Department of Chemistry and Biochemistry , Miami University , Oxford , Ohio 45056 , United States.
State Key Laboratory of Coal Conversion , Institute of Coal Chemistry, Chinese Academy of Sciences , Taiyuan , Shanxi 030001 , P. R. China.
J Am Chem Soc. 2019 Dec 18;141(50):19941-19949. doi: 10.1021/jacs.9b11549. Epub 2019 Dec 6.
We report herein the first catalytic strategy to harness amidyl radicals derived from -chloroamides for C-C bond formation, allowing for the discovery of the first catalytic benzylic C-H difluoromethylation. Under copper-catalyzed conditions, a wide variety of -chlorocarboxamides and -chlorocarbamates direct selective benzylic C-H difluoromethylation with a nucleophilic difluoromethyl source at room temperature. This scalable protocol exhibits a broad substrate scope and functional group tolerance, enabling late-stage difluoromethylation of bioactive molecules. This copper-catalyzed, chloroamide-directed strategy has also been extended to benzylic C-H pentafluoroethylation and trifluoromethylation. Mechanistic studies on the difluoromethylation reactions support that the reactions involve the formation of benzylic radicals via intramolecular C-H activation, followed by the copper-mediated transfer of difluoromethyl groups to the benzylic radicals.

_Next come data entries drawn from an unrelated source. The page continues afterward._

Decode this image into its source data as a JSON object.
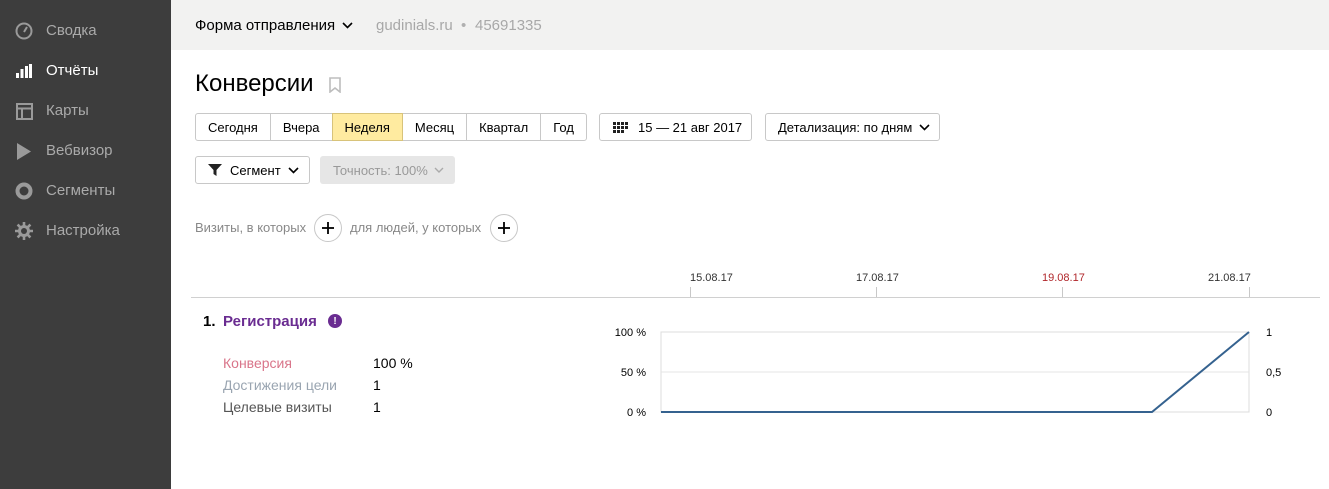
{
  "sidebar": {
    "items": [
      {
        "label": "Сводка",
        "icon": "gauge-icon",
        "active": false
      },
      {
        "label": "Отчёты",
        "icon": "bar-chart-icon",
        "active": true
      },
      {
        "label": "Карты",
        "icon": "map-layout-icon",
        "active": false
      },
      {
        "label": "Вебвизор",
        "icon": "play-icon",
        "active": false
      },
      {
        "label": "Сегменты",
        "icon": "donut-icon",
        "active": false
      },
      {
        "label": "Настройка",
        "icon": "gear-icon",
        "active": false
      }
    ]
  },
  "header": {
    "counter_name": "Форма отправления",
    "site": "gudinials.ru",
    "separator": "•",
    "counter_id": "45691335"
  },
  "page": {
    "title": "Конверсии"
  },
  "period": {
    "buttons": [
      "Сегодня",
      "Вчера",
      "Неделя",
      "Месяц",
      "Квартал",
      "Год"
    ],
    "active": "Неделя",
    "date_range": "15 — 21 авг 2017",
    "detail_label": "Детализация: по дням"
  },
  "filters": {
    "segment_label": "Сегмент",
    "accuracy_label": "Точность: 100%",
    "visits_label": "Визиты, в которых",
    "people_label": "для людей, у которых"
  },
  "timeline": {
    "labels": [
      {
        "text": "15.08.17",
        "weekend": false
      },
      {
        "text": "17.08.17",
        "weekend": false
      },
      {
        "text": "19.08.17",
        "weekend": true
      },
      {
        "text": "21.08.17",
        "weekend": false
      }
    ]
  },
  "goal": {
    "number": "1.",
    "name": "Регистрация",
    "warn": "!",
    "metrics": [
      {
        "label": "Конверсия",
        "value": "100 %",
        "color": "#d9758a"
      },
      {
        "label": "Достижения цели",
        "value": "1",
        "color": "#9aa5b1"
      },
      {
        "label": "Целевые визиты",
        "value": "1",
        "color": "#555555"
      }
    ]
  },
  "chart_data": {
    "type": "line",
    "x": [
      "15.08.17",
      "16.08.17",
      "17.08.17",
      "18.08.17",
      "19.08.17",
      "20.08.17",
      "21.08.17"
    ],
    "series": [
      {
        "values": [
          0,
          0,
          0,
          0,
          0,
          0,
          100
        ]
      }
    ],
    "left_ticks": [
      "100 %",
      "50 %",
      "0 %"
    ],
    "right_ticks": [
      "1",
      "0,5",
      "0"
    ],
    "ylim": [
      0,
      100
    ],
    "line_color": "#35628f",
    "grid": true
  }
}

我们在此报告了首例利用 - 氯酰胺衍生的酰胺基自由基进行 C-C 键形成的催化策略,从而发现了首例催化苄基 C-H 二氟甲基化反应。在铜催化条件下,多种 - 氯代羧酰胺和 - 氯代氨基甲酸酯可在室温下与亲核二氟甲基源进行选择性苄基 C-H 二氟甲基化。该可扩展的方案具有广泛的底物范围和官能团耐受性,可实现生物活性分子的后期二氟甲基化。这种铜催化、氯酰胺导向的策略也已扩展到苄基 C-H 五氟乙基化和三氟甲基化反应。对二氟甲基化反应的机理研究表明,反应通过分子内 C-H 活化形成苄基自由基,然后铜介导将二氟甲基基团转移到苄基自由基上。